Uranium Acquisition. Iraq retains approximately two-and-a-half tons of 2.5 percent enriched uranium oxide, which the IAEA permits. This low-enriched material could be used as feed material to produce enough HEU for about two nuclear weapons. The use of enriched feed material also would reduce the initial number of centrifuges that Baghdad would need by about half. Iraq could divert this material -- the IAEA inspects it only once a year -- and enrich it to weapons grade before a subsequent inspection discovered it was missing. The IAEA last inspected this material in late January 2002.

Iraq has about 500 metric tons of yellowcake1 and low enriched uranium at Tuwaitha, which is inspected annually by the IAEA. Iraq also began vigorously trying to procure uranium ore and yellowcake; acquiring either would shorten the time Baghdad needs to produce nuclear weapons.

* A foreign government service reported that as of early 2001, Niger planned to send several tons of "pure uranium" (probably yellowcake) to Iraq. As of early 2001, Niger and Iraq reportedly were still working out arrangements for this deal, which could be for up to 500 tons of yellowcake. We do not know the status of this arrangement.

* Reports indicate Iraq also has sought uranium ore from Somalia and possibly the Democratic Republic of the Congo.

We cannot confirm whether Iraq succeeded in acquiring uranium ore and/or yellowcake from these sources.

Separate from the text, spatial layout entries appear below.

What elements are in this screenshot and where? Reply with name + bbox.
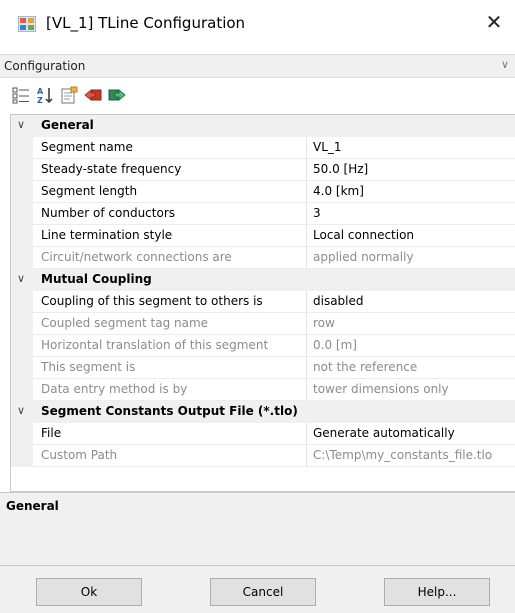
property-name: Segment length <box>41 184 138 198</box>
row-gutter <box>11 203 33 225</box>
svg-text:A: A <box>37 87 44 96</box>
property-name: Data entry method is by <box>41 382 188 396</box>
configuration-selector[interactable]: Configuration ∨ <box>0 54 515 78</box>
property-row-segment-length[interactable]: Segment length 4.0 [km] <box>11 181 515 203</box>
row-gutter <box>11 335 33 357</box>
column-divider[interactable] <box>306 379 307 401</box>
property-row-horizontal-translation: Horizontal translation of this segment 0… <box>11 335 515 357</box>
app-icon <box>18 16 36 32</box>
property-value: tower dimensions only <box>313 382 449 396</box>
row-gutter <box>11 247 33 269</box>
description-title: General <box>6 499 59 513</box>
row-gutter <box>11 423 33 445</box>
svg-text:Z: Z <box>37 96 43 104</box>
property-row-custom-path: Custom Path C:\Temp\my_constants_file.tl… <box>11 445 515 467</box>
ok-button[interactable]: Ok <box>36 578 142 606</box>
title-bar: [VL_1] TLine Configuration ✕ <box>0 0 515 48</box>
property-name: This segment is <box>41 360 136 374</box>
row-gutter <box>11 225 33 247</box>
property-toolbar: A Z <box>0 78 515 112</box>
row-gutter <box>11 313 33 335</box>
property-row-coupled-tag-name: Coupled segment tag name row <box>11 313 515 335</box>
category-title: General <box>41 118 94 132</box>
column-divider[interactable] <box>306 247 307 269</box>
property-pages-icon[interactable] <box>60 86 78 104</box>
property-grid: ∨ General Segment name VL_1 Steady-state… <box>10 114 515 492</box>
category-title: Segment Constants Output File (*.tlo) <box>41 404 298 418</box>
categorized-view-icon[interactable] <box>12 86 30 104</box>
property-value[interactable]: VL_1 <box>313 140 342 154</box>
dialog-footer: Ok Cancel Help... <box>0 566 515 613</box>
property-row-conductors[interactable]: Number of conductors 3 <box>11 203 515 225</box>
property-value[interactable]: 3 <box>313 206 321 220</box>
property-row-frequency[interactable]: Steady-state frequency 50.0 [Hz] <box>11 159 515 181</box>
description-pane: General <box>0 492 515 566</box>
column-divider[interactable] <box>306 137 307 159</box>
property-name: Coupled segment tag name <box>41 316 209 330</box>
category-general[interactable]: ∨ General <box>11 115 515 137</box>
property-value: C:\Temp\my_constants_file.tlo <box>313 448 493 462</box>
row-gutter <box>11 181 33 203</box>
configuration-label: Configuration <box>4 59 86 73</box>
column-divider[interactable] <box>306 357 307 379</box>
import-icon[interactable] <box>84 86 102 104</box>
row-gutter <box>11 137 33 159</box>
property-value[interactable]: 50.0 [Hz] <box>313 162 368 176</box>
property-row-data-entry-method: Data entry method is by tower dimensions… <box>11 379 515 401</box>
property-row-coupling[interactable]: Coupling of this segment to others is di… <box>11 291 515 313</box>
column-divider[interactable] <box>306 291 307 313</box>
window-title: [VL_1] TLine Configuration <box>46 14 246 32</box>
row-gutter <box>11 159 33 181</box>
property-row-segment-name[interactable]: Segment name VL_1 <box>11 137 515 159</box>
row-separator <box>33 466 515 467</box>
help-button[interactable]: Help... <box>384 578 490 606</box>
close-button[interactable]: ✕ <box>481 10 507 36</box>
row-gutter <box>11 357 33 379</box>
cancel-button[interactable]: Cancel <box>210 578 316 606</box>
collapse-chevron-icon[interactable]: ∨ <box>17 118 25 131</box>
property-value[interactable]: Generate automatically <box>313 426 455 440</box>
property-name: Steady-state frequency <box>41 162 182 176</box>
property-name: Line termination style <box>41 228 173 242</box>
column-divider[interactable] <box>306 225 307 247</box>
column-divider[interactable] <box>306 203 307 225</box>
property-row-file[interactable]: File Generate automatically <box>11 423 515 445</box>
category-title: Mutual Coupling <box>41 272 152 286</box>
row-gutter <box>11 379 33 401</box>
property-row-circuit-connections: Circuit/network connections are applied … <box>11 247 515 269</box>
column-divider[interactable] <box>306 313 307 335</box>
property-name: Circuit/network connections are <box>41 250 232 264</box>
property-name: Segment name <box>41 140 133 154</box>
column-divider[interactable] <box>306 159 307 181</box>
property-row-termination-style[interactable]: Line termination style Local connection <box>11 225 515 247</box>
property-value: row <box>313 316 335 330</box>
column-divider[interactable] <box>306 423 307 445</box>
column-divider[interactable] <box>306 181 307 203</box>
category-output-file[interactable]: ∨ Segment Constants Output File (*.tlo) <box>11 401 515 423</box>
property-name: Number of conductors <box>41 206 175 220</box>
collapse-chevron-icon[interactable]: ∨ <box>17 272 25 285</box>
property-name: Horizontal translation of this segment <box>41 338 269 352</box>
property-value: applied normally <box>313 250 414 264</box>
property-value: 0.0 [m] <box>313 338 357 352</box>
row-gutter <box>11 445 33 467</box>
property-name: Custom Path <box>41 448 118 462</box>
column-divider[interactable] <box>306 445 307 467</box>
column-divider[interactable] <box>306 335 307 357</box>
row-gutter <box>11 291 33 313</box>
property-name: File <box>41 426 62 440</box>
property-value[interactable]: 4.0 [km] <box>313 184 364 198</box>
property-value: not the reference <box>313 360 418 374</box>
export-icon[interactable] <box>108 86 126 104</box>
property-value[interactable]: disabled <box>313 294 364 308</box>
chevron-down-icon[interactable]: ∨ <box>501 58 509 71</box>
collapse-chevron-icon[interactable]: ∨ <box>17 404 25 417</box>
property-name: Coupling of this segment to others is <box>41 294 263 308</box>
alphabetical-sort-icon[interactable]: A Z <box>36 86 54 104</box>
category-mutual-coupling[interactable]: ∨ Mutual Coupling <box>11 269 515 291</box>
property-row-reference: This segment is not the reference <box>11 357 515 379</box>
property-value[interactable]: Local connection <box>313 228 414 242</box>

Reports suggest Iraq is shifting from domestic mining and milling of uranium to foreign acquisition. Iraq possesses significant phosphate deposits, from which uranium had been chemically extracted before Operation Desert Storm. Intelligence information on whether nuclear-related phosphate mining and/or processing has been reestablished is inconclusive, however.

* In a much less likely scenario, Baghdad could make enough fissile material for a nuclear weapon by 2005 to 2007 if it obtains suitable centrifuge tubes this year and has all the other materials and technological expertise necessary to build production-scale uranium enrichment facilities.

Remember that the INR doubted some of the information, but the CIA controlled what went into the final conclusions of the NIE. That is what Bush had in his hands when he made decisions.

Christopher Taylor

Sure, its the same data President Clinton and Congress had in 1998 when they officially made the position of the US for regime change in Iraq. It's the same intel that President Clinton used in Operation Desert Fox. There was no reason to doubt it, and plenty of reason to believe it.

Given what little we've found I think the case is overwhelming. But I don't think anti-war activists are particularly interested in evidence or facts. They oppose war at any cost, or at least by a Republican.